This weekend I finished reading a book I’ve been meaning to read for awhile: “Harem: The World Behind the Veil” by Alev Lytle Croutier.
One of my majors in university was Women’s Studies, so I am attracted to topics about women in history. The discourse surrounding the “veil” was also a very popular topic when I was studying and I am generally fascinated by the complexity of the intersections between feminism, religion, orientalism, and oppression in the debates.
As one would expect, the “harem” was a much more complicated place and concept than just being a physical location were women lived. The image most of us have in our minds of the “harem” are an orientalist fantasy that was produced by western travellers. Growing up in a feminist home, I am just as guilty as I immediately think of oppression.

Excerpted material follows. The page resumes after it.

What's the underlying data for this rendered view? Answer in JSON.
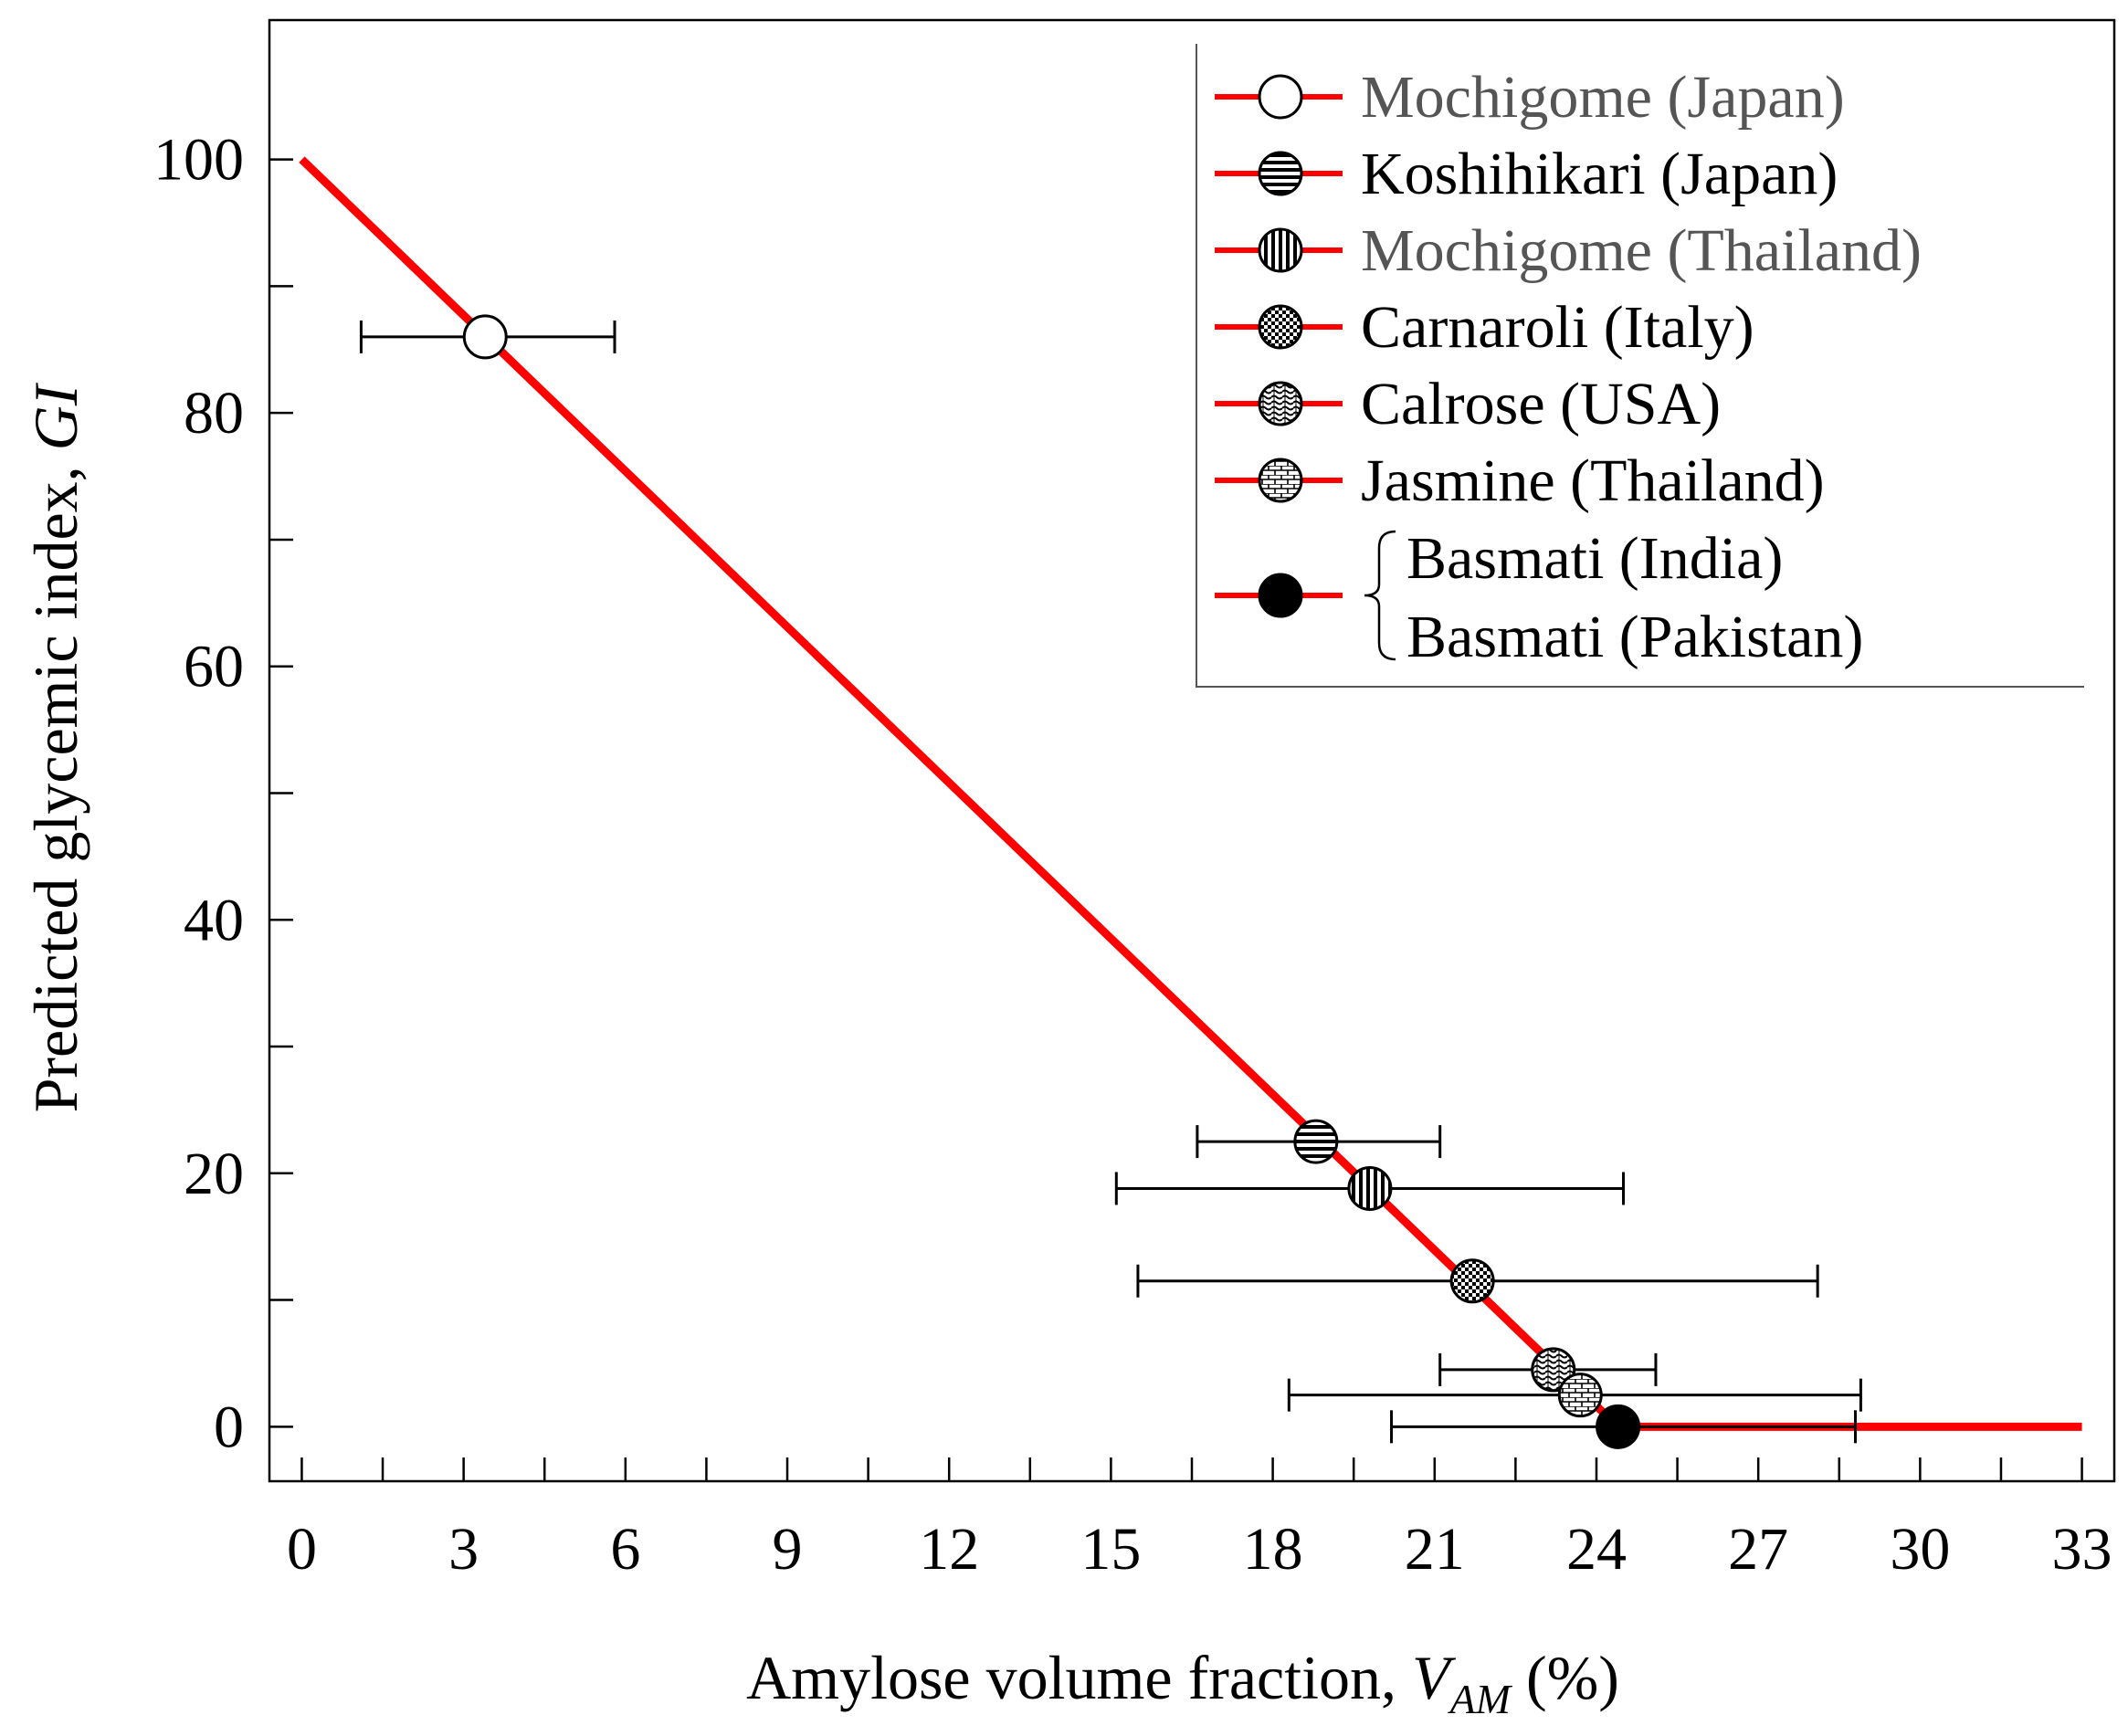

These are very narrow views. The fact is there was much diversity in how harems worked and were run. Some times this varied by Sultan or Sulatana. Some Sultanas had a lot of sway in politics.
Education too greatly varied. In many ways, harems were places for women’s education. Sometimes this was limited to learning ‘female’ tasks or the arts like dancing and being appealing for the female gaze. Other times, this would include language. Not just writing and reading, but also learning foreign languages. The residents of harems after all were often a mix of different cultures.
To much controversy, the first lady of Turkey recently commented that harems were a place of education:
While I would not go to the extreme to state that these were mini women universities, there were definitely points in history where women enjoyed higher levels of education in harems. But there is no doubt that oppression also existed.
This really reflects the core of human attraction to learning and self-directed learning. Even in an oppressive institution like the harem, women found ways to learn new things.